The information contained in this database, as well as the peculiar geography of the region, prompted questions about the patterns of distribution of species richness and endemism. The aim of this paper is to analyse the diversity and distribution of

the woody flora of the Equatorial Pacific dry forest ecoregion to answer the following questions: How does the floristic composition and diversity of the SDF in the Equatorial Pacific region compare to other vegetation in the Neotropics? How is the diversity of woody plants distributed amongst areas and elevational bands? Are the species adequately protected within the protected area networks in the region? These questions will also be addressed for endemic species. In addition, we used the checklist to assess the conservation status of the woody component of the Ecuadorean

MM-102 manufacturer and Peruvian SDFs. Methods Study area We used the term SDF in a very broad sense, including a complex mosaic of vegetation formations raging from wide-open savannah-like forests, to closed canopy semi-deciduous variants.
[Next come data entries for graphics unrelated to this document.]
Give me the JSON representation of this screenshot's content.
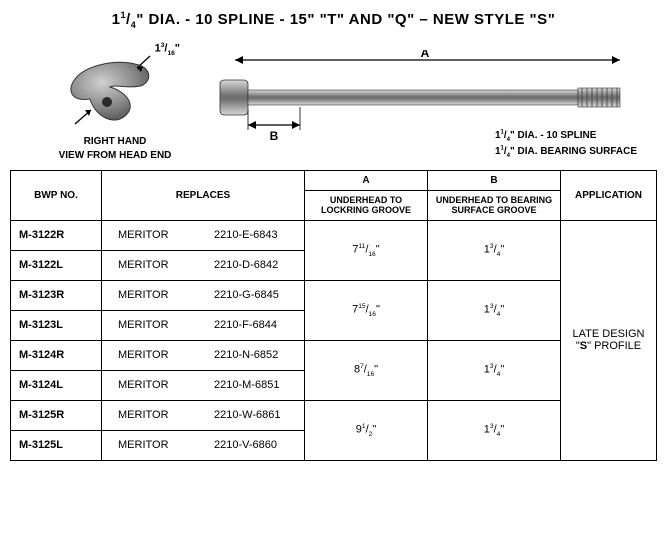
{
  "title_html": "1<sup>1</sup>/<sub>4</sub>\" DIA. - 10 SPLINE - 15\" \"T\" AND \"Q\" – NEW STYLE \"<b>S</b>\"",
  "head": {
    "dim_html": "1<sup>3</sup>/<sub>16</sub>\"",
    "caption1": "RIGHT HAND",
    "caption2": "VIEW FROM HEAD END"
  },
  "shaft": {
    "labelA": "A",
    "labelB": "B",
    "spec1_html": "1<sup>1</sup>/<sub>4</sub>\" DIA. - 10 SPLINE",
    "spec2_html": "1<sup>1</sup>/<sub>4</sub>\" DIA. BEARING SURFACE"
  },
  "headers": {
    "bwp": "BWP NO.",
    "replaces": "REPLACES",
    "a_top": "A",
    "a_sub": "UNDERHEAD TO LOCKRING GROOVE",
    "b_top": "B",
    "b_sub": "UNDERHEAD TO BEARING SURFACE GROOVE",
    "application": "APPLICATION"
  },
  "brand": "MERITOR",
  "rows": [
    {
      "bwp": "M-3122R",
      "part": "2210-E-6843"
    },
    {
      "bwp": "M-3122L",
      "part": "2210-D-6842"
    },
    {
      "bwp": "M-3123R",
      "part": "2210-G-6845"
    },
    {
      "bwp": "M-3123L",
      "part": "2210-F-6844"
    },
    {
      "bwp": "M-3124R",
      "part": "2210-N-6852"
    },
    {
      "bwp": "M-3124L",
      "part": "2210-M-6851"
    },
    {
      "bwp": "M-3125R",
      "part": "2210-W-6861"
    },
    {
      "bwp": "M-3125L",
      "part": "2210-V-6860"
    }
  ],
  "dimA": [
    "7<sup>11</sup>/<sub>16</sub>\"",
    "7<sup>15</sup>/<sub>16</sub>\"",
    "8<sup>7</sup>/<sub>16</sub>\"",
    "9<sup>1</sup>/<sub>2</sub>\""
  ],
  "dimB": [
    "1<sup>3</sup>/<sub>4</sub>\"",
    "1<sup>3</sup>/<sub>4</sub>\"",
    "1<sup>3</sup>/<sub>4</sub>\"",
    "1<sup>3</sup>/<sub>4</sub>\""
  ],
  "application_html": "LATE DESIGN \"<b>S</b>\" PROFILE",
  "svg_colors": {
    "metal_light": "#b8b8b8",
    "metal_mid": "#8a8a8a",
    "metal_dark": "#555555",
    "stroke": "#000000"
  }
}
Our study area included both the Tumbes-Piura and Ecuadorian dry forests ecoregions as defined by Olson et al. (2001) and also adjacent SDFs from the Loja province in Ecuador and the Cajamarca department in Peru (Fig. 1). The centre of our study area, in the provinces of El Oro and Loja (Ecuador) and the departments

of Tumbes and Piura (Peru), constitutes the most extensive and continuous area of SDF west of the Andes. Fragmented Pictilisib in vitro and isolated forest patches along the coast and the lower western Andean slopes constitute the remaining SDF vegetation north (provinces of Los Rios, Manabí and Esmeraldas in Ecuador) and south (departaments of Lambayeque, La Libertad and Cajamarca in Peru) Amobarbital of this centre. Defined this way, SDFs cover around 55,000 km2 (Aguirre and Kvist 2005). Annual rainfall values are highly variable in this extensive area (from below 250 mm in the areas adjoining the Sechura desert in Piura, Peru to 2,000 mm in northern Esmeraldas, Ecuador), not least because of the influence of El Niño-Southern Oscillation events (Ortlieb and Macharé 1993). Rainfall seasonality is another see more important factor influencing the vegetation, varying from 3 to 8 months in which no rain occurs. Much of the studied region covers areas below 400 m.a.s.l., including extensive plains and low hills in the west. The topography becomes more dissected and increases in altitude towards the interior of the continent where the foothills of the Andes begin. SDF vegetation is present all along this altitudinal range, from sea level to 1,600–1,800 m.a.s.l. in the montane SDFs of Loja (Lozano 2002) and to 1,800 m.a.s.l. in the montane SDFs of the western Andes in Peru (Weberbauer 1945). Fig.